Polisi : Ada Fakta Baru, Perusuh 22 Mei Bawa Anak Panah Beracun

Massa melakukan perlawanan ke arah petugas di depan kantor Bawaslu di kawasan Thamrin, Jakarta, Selasa (21/5/2019). - Ist/Antara.
31 Mei 2019 23:07 WIB Newswire News Share :

Harianjogja.com, JAKARTA--Polisi menangkap empat orang yang diduga melakukan perusakan mobil Brimob saat kerusuhan di kawasan Jakarta Barat pada tanggal 22 Mei 2019. Keempatnya diringkus pada Kamis (30/5/2019).

Melalui penangkapan tersebut, polisi menemukan fakta baru. Polisi mendapati racun pada busur panah para pelaku kerusuhan. "Hasil dari tim laboratorium dan Forensik, ditemukan dua macam kandungan yakni sebagian besar korosif mengandung karat, dan juga racun yang sangat berbahaya," Kapolres Metro Jakarta Barat Komisaris Besar Hengki Haryadi kepada wartawan, Jumat (31/5/2019).

Hengki menyebutkan, para pelaku memunyai niatan untuk melakukan perlawanan terhadap petugas kepolisian.
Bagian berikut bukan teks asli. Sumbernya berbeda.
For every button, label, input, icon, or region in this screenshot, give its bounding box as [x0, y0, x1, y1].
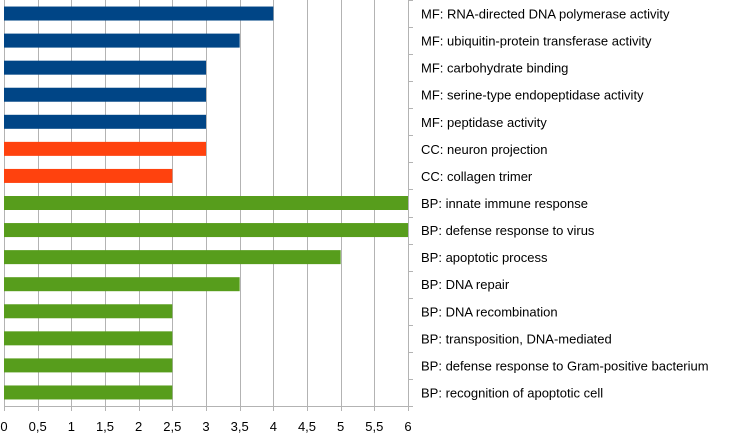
x-tick-label: 3	[202, 419, 209, 434]
bar	[4, 304, 173, 319]
bar	[4, 168, 173, 183]
category-label: BP: defense response to virus	[421, 223, 595, 238]
x-tick-label: 5	[337, 419, 344, 434]
category-label: MF: RNA-directed DNA polymerase activity	[421, 7, 670, 22]
x-tick-label: 3,5	[231, 419, 249, 434]
category-labels: MF: RNA-directed DNA polymerase activity…	[421, 7, 709, 401]
bar	[4, 114, 206, 129]
category-label: MF: serine-type endopeptidase activity	[421, 88, 644, 103]
bar	[4, 385, 173, 400]
x-tick-label: 1	[68, 419, 75, 434]
category-label: MF: carbohydrate binding	[421, 61, 568, 76]
x-axis: 0 0,5 1 1,5 2 2,5 3 3,5 4 4,5 5 5,5 6	[0, 406, 412, 434]
category-label: BP: recognition of apoptotic cell	[421, 385, 603, 400]
category-label: CC: neuron projection	[421, 142, 547, 157]
category-label: BP: innate immune response	[421, 196, 588, 211]
x-tick-label: 0,5	[29, 419, 47, 434]
x-tick-label: 4,5	[298, 419, 316, 434]
bar	[4, 6, 274, 21]
x-tick-label: 4	[270, 419, 277, 434]
bar	[4, 141, 206, 156]
bar	[4, 60, 206, 75]
category-label: BP: apoptotic process	[421, 250, 548, 265]
x-tick-label: 1,5	[96, 419, 114, 434]
x-tick-label: 5,5	[365, 419, 383, 434]
category-label: BP: transposition, DNA-mediated	[421, 331, 612, 346]
x-tick-label: 2	[135, 419, 142, 434]
bar	[4, 250, 341, 265]
bar	[4, 87, 206, 102]
category-label: BP: DNA repair	[421, 277, 510, 292]
x-tick-label: 2,5	[163, 419, 181, 434]
category-label: MF: ubiquitin-protein transferase activi…	[421, 34, 652, 49]
bar	[4, 223, 408, 238]
category-label: BP: defense response to Gram-positive ba…	[421, 358, 709, 373]
x-tick-label: 0	[0, 419, 7, 434]
category-label: CC: collagen trimer	[421, 169, 533, 184]
bar	[4, 196, 408, 210]
bar	[4, 277, 240, 292]
category-label: MF: peptidase activity	[421, 115, 547, 130]
bar	[4, 33, 240, 48]
x-tick-label: 6	[404, 419, 411, 434]
category-label: BP: DNA recombination	[421, 304, 558, 319]
bar	[4, 331, 173, 346]
bar	[4, 358, 173, 373]
bars	[4, 6, 408, 400]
Hal tersebut terlihat dari senjata yang disita dari tangan para pelaku kerusuhan.

"Mereka memang memunyai niat melawan petugas dengan sasaran yang sudah jelas. Sasaran itu  adalah petugas dan properti milik kepolisian dan asrama. Hal itu bisa dibuktikan dengan barang bukti yang sudah dilakukan  pemeriksaan, dan adanya  benda tajam, bom molotov, busur-busur  yang ternyata mangandung racun maupun Korosif," jelasnya.

Hengki menambahkan, para pelaku telah menyiapkan senjata sebelum menyerang asrama Brimob. Beruntung anggota kepolisian yang berjaga tak ada yang terluka dalam kejadian tersebut.
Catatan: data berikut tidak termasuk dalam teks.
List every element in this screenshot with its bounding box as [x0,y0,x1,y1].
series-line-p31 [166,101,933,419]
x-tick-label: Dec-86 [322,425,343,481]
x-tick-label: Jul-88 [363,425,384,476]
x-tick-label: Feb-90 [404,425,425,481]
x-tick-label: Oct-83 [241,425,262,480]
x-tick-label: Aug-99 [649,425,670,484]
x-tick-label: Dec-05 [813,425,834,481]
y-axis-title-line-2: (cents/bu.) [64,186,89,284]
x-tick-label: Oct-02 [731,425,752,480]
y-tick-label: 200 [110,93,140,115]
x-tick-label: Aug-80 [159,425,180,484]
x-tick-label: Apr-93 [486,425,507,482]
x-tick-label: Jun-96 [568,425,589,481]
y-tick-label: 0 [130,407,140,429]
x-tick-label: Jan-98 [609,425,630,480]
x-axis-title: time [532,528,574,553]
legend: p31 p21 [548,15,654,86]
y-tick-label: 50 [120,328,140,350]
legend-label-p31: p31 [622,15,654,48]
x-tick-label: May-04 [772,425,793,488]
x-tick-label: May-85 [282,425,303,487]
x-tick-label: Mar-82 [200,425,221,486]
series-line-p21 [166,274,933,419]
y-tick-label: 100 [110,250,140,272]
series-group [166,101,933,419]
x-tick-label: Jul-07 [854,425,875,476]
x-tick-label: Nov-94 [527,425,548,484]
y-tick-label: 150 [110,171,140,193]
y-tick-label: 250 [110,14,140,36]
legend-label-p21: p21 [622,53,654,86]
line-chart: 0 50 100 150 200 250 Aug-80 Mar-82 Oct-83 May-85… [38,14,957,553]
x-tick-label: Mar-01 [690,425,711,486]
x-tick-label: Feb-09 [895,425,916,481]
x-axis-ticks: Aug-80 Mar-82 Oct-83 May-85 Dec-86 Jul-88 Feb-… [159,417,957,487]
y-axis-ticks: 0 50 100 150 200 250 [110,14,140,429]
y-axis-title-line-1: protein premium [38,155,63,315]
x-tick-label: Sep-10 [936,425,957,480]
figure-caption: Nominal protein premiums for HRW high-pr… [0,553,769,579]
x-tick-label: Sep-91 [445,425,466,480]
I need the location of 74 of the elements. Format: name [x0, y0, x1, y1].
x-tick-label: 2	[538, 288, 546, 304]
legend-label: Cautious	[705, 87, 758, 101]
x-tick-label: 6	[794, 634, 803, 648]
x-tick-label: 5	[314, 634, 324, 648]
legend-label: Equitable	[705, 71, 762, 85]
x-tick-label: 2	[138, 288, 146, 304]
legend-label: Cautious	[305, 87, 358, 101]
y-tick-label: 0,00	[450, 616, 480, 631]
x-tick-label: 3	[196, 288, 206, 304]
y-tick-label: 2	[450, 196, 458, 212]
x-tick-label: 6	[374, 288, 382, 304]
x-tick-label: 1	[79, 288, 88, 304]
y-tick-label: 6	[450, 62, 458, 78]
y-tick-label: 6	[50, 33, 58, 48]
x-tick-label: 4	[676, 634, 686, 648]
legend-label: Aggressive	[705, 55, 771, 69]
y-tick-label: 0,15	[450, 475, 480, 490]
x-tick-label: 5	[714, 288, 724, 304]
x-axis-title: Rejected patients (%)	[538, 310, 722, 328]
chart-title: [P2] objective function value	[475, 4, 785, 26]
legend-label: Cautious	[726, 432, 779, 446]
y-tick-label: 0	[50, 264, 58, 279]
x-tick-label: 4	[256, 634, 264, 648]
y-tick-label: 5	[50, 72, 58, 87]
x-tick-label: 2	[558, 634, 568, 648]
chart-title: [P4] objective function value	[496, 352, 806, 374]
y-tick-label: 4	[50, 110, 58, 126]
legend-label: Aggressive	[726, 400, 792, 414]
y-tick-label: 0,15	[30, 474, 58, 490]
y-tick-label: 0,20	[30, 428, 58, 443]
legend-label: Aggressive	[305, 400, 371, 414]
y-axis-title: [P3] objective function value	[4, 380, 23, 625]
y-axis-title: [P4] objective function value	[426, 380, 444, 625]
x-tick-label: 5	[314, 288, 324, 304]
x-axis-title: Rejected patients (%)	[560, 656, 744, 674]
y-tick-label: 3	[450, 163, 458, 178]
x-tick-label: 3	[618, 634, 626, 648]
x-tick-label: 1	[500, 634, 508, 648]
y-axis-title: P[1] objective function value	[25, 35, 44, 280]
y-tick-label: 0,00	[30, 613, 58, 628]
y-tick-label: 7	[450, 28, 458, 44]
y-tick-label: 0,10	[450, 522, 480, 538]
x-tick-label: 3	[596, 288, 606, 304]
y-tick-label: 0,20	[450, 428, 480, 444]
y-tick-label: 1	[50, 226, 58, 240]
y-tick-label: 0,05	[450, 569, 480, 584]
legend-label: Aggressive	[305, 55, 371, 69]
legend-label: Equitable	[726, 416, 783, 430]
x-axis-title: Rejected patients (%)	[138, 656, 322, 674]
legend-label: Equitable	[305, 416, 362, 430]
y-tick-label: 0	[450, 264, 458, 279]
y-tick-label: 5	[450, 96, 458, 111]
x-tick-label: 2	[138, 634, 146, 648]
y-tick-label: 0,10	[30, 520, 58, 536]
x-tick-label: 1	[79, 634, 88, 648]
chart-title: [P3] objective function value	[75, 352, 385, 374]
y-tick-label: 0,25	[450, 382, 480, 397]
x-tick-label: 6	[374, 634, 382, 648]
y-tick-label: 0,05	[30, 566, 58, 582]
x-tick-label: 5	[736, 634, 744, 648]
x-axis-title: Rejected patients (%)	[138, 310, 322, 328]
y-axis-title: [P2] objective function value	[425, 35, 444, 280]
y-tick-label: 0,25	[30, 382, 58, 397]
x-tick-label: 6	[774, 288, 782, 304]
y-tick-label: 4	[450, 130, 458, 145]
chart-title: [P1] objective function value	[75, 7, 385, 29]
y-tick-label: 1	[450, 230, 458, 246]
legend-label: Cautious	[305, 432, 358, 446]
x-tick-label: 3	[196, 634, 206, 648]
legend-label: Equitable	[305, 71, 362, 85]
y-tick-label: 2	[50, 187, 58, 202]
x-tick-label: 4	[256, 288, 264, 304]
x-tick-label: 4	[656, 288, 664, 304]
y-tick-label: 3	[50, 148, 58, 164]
"Alhamdulilah anggota tidak ada yang terluka karena sebagian besar anggota yang di depan menggunakan bodi protektor sehingga selamat.”

Sementara ini, total ada 189 tersangka yang ditangkap Polres Metro Jakarta Barat terkait aksi kerusuhan 21-22 Mei lalu di kawasan Jakarta Barat. Pihaknya akan memilah peran-peran mereka dalam kerusuhan nantinya.

"Kami lakukan rekonstruksi untuk mengetahui peran masing-masing di mana posisi, apa yang dilakukan dan sebagainya,” tuturnya.